IoT Security: Cloud Security Alliance Shows a Way

CSA hopes its move will provide actionable and useful IoT security guidance

Late last week the Cloud Security Alliance (CSA) released an IoT security guidance report, Future-proofing the Connected World: 13 Steps to Developing Secure IoT Products, that  aims to help IoT devices makers and service providers to better understand the most essential security measures they must incorporate if their devices are to be reasonably hardened against attack. 

This is one of the most important topics in IT and cybersecurity right now. As covered in our post, the IoT will soon become the biggest vector of attacks on companies, as the number of connected devices is set to reach between 20 billion and 50 billion units by 2020. And that Gartner predicts by 2020 more than 25 percent of identified attacks on enterprises will involve the IoT.

Last month, the security news site KrebsOnSecurity.com was hit by the largest distributed denial-of-service (D-DoS) attack the Internet company Akamai had witnessed. The attack was based on the attackers having hijacked hundreds of thousands, perhaps a million, IoT connected devices and converted them into bots used to create the traffic in the tremendous attack.

Not good. Because our manufacturing, supply chains, transportation, and healthcare devices will be connected at at-risk IoT security is something we have to get right. Brian Russell is Chair IoT Working Group, and the group consists of 30 group members who contributed to development of the 80-page guidance.

Russell said in this statement on the nature of the guidance. “It is often heard in our industry that securing IoT products and systems is an insurmountable effort. However, with the help of our extremely knowledgeable and dedicated volunteers, we are providing a strong starting point for organizations that have begun transforming their existing products into IoT-enabled devices, as well as newly emerging IoT startups,” Russell said.

The goal, he said, is to make it easier for developers and others to develop their own security strategy, and help mitigate the most pressing IoT risks.

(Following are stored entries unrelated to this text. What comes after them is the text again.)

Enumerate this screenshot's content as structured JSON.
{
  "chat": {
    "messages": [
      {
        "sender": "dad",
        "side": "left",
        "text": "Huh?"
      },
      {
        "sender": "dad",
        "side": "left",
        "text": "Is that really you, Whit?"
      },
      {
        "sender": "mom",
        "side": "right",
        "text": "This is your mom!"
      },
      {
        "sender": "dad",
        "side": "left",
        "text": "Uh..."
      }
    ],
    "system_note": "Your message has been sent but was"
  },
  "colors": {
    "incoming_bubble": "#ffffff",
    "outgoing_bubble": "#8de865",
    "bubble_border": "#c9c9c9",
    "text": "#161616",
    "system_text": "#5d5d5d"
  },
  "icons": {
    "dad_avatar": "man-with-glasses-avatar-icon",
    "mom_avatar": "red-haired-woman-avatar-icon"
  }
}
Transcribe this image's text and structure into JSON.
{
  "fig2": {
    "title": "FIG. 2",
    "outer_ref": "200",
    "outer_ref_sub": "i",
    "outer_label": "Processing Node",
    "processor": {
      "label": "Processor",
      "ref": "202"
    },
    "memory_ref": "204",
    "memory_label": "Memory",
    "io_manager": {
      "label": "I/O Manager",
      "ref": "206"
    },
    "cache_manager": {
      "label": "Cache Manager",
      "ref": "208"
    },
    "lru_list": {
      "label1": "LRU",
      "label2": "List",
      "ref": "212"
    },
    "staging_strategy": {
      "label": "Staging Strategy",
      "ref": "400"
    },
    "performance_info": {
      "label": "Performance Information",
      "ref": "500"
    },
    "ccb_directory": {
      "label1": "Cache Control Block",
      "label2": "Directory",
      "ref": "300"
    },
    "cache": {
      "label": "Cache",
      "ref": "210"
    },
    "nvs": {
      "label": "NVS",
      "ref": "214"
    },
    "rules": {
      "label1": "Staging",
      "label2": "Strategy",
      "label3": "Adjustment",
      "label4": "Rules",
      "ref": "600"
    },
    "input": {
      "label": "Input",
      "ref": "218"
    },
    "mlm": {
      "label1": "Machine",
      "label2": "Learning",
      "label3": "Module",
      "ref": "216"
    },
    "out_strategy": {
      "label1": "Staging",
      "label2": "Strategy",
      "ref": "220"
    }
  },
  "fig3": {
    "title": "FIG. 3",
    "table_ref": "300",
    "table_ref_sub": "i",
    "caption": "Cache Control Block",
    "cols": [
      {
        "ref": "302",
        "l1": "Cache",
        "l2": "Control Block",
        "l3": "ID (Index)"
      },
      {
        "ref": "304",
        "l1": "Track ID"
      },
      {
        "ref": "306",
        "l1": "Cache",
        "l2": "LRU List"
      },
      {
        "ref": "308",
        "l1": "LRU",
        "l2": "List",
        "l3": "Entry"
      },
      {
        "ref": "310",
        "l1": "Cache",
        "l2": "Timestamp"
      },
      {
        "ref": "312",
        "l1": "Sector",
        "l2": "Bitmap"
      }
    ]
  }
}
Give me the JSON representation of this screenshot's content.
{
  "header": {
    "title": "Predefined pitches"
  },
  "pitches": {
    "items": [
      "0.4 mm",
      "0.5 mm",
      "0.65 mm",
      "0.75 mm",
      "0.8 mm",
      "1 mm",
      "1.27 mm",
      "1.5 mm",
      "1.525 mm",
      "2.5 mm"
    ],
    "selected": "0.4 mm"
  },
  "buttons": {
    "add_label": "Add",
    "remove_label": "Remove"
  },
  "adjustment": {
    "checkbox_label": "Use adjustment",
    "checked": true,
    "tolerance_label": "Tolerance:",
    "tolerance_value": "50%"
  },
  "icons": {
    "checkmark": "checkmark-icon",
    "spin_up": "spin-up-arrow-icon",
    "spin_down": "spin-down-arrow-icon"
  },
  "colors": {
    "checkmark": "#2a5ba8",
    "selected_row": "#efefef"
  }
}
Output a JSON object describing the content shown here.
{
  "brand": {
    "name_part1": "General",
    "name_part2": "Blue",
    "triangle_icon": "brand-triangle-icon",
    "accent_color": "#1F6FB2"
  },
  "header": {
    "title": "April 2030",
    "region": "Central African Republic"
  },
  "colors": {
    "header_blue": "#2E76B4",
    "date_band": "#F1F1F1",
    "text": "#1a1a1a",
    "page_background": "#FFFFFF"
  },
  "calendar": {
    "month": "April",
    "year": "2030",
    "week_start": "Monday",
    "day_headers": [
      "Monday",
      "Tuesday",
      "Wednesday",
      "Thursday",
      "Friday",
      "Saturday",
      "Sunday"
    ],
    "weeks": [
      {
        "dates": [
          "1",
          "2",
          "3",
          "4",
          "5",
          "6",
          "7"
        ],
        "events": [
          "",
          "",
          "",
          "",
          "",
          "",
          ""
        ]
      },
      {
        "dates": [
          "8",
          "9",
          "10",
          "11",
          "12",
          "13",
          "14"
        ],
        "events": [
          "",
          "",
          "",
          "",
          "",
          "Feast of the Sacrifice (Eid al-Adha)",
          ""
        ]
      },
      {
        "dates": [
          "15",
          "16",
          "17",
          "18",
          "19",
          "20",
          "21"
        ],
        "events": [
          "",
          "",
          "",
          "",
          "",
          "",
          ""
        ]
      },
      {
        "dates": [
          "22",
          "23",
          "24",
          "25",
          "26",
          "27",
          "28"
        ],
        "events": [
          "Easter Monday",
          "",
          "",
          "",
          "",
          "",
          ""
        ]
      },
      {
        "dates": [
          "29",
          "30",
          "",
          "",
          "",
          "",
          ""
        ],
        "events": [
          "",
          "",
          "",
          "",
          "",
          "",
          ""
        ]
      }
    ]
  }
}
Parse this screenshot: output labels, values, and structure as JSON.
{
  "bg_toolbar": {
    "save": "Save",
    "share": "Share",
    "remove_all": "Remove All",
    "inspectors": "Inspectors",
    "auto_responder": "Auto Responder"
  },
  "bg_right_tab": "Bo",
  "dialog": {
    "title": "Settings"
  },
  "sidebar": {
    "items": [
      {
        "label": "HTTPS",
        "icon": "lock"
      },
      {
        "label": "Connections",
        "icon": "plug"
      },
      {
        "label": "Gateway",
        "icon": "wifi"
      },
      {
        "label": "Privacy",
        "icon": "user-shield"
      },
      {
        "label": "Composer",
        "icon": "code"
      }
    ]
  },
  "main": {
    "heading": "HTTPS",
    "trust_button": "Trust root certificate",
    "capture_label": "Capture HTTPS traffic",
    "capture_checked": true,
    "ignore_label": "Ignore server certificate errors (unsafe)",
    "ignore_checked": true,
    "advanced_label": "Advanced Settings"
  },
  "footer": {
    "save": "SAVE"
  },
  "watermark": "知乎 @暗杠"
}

The report details 13 considerations and guidance for designing and developing secured IoT, as well as to mitigate the more common security issues associated with IoT development. The CSA also provided the top five security considerations, when heeded, should immediately and substantially improve IoT security. 

Additionally, the report lays out guidance in the following seven areas: 

• A discussion on IoT device security challenges.
• Results from an IoT security survey conducted by the CSA IoT Working Group.
• A discussion on security options available for IoT development platforms.
• A categorization of IoT device types and a review of a few threats.
• Recommendations for secure device design and development processes.
• A detailed checklist for security engineers to follow during the development process.
• A set of appendices that provide examples of IoT products mapped to their relevant threats.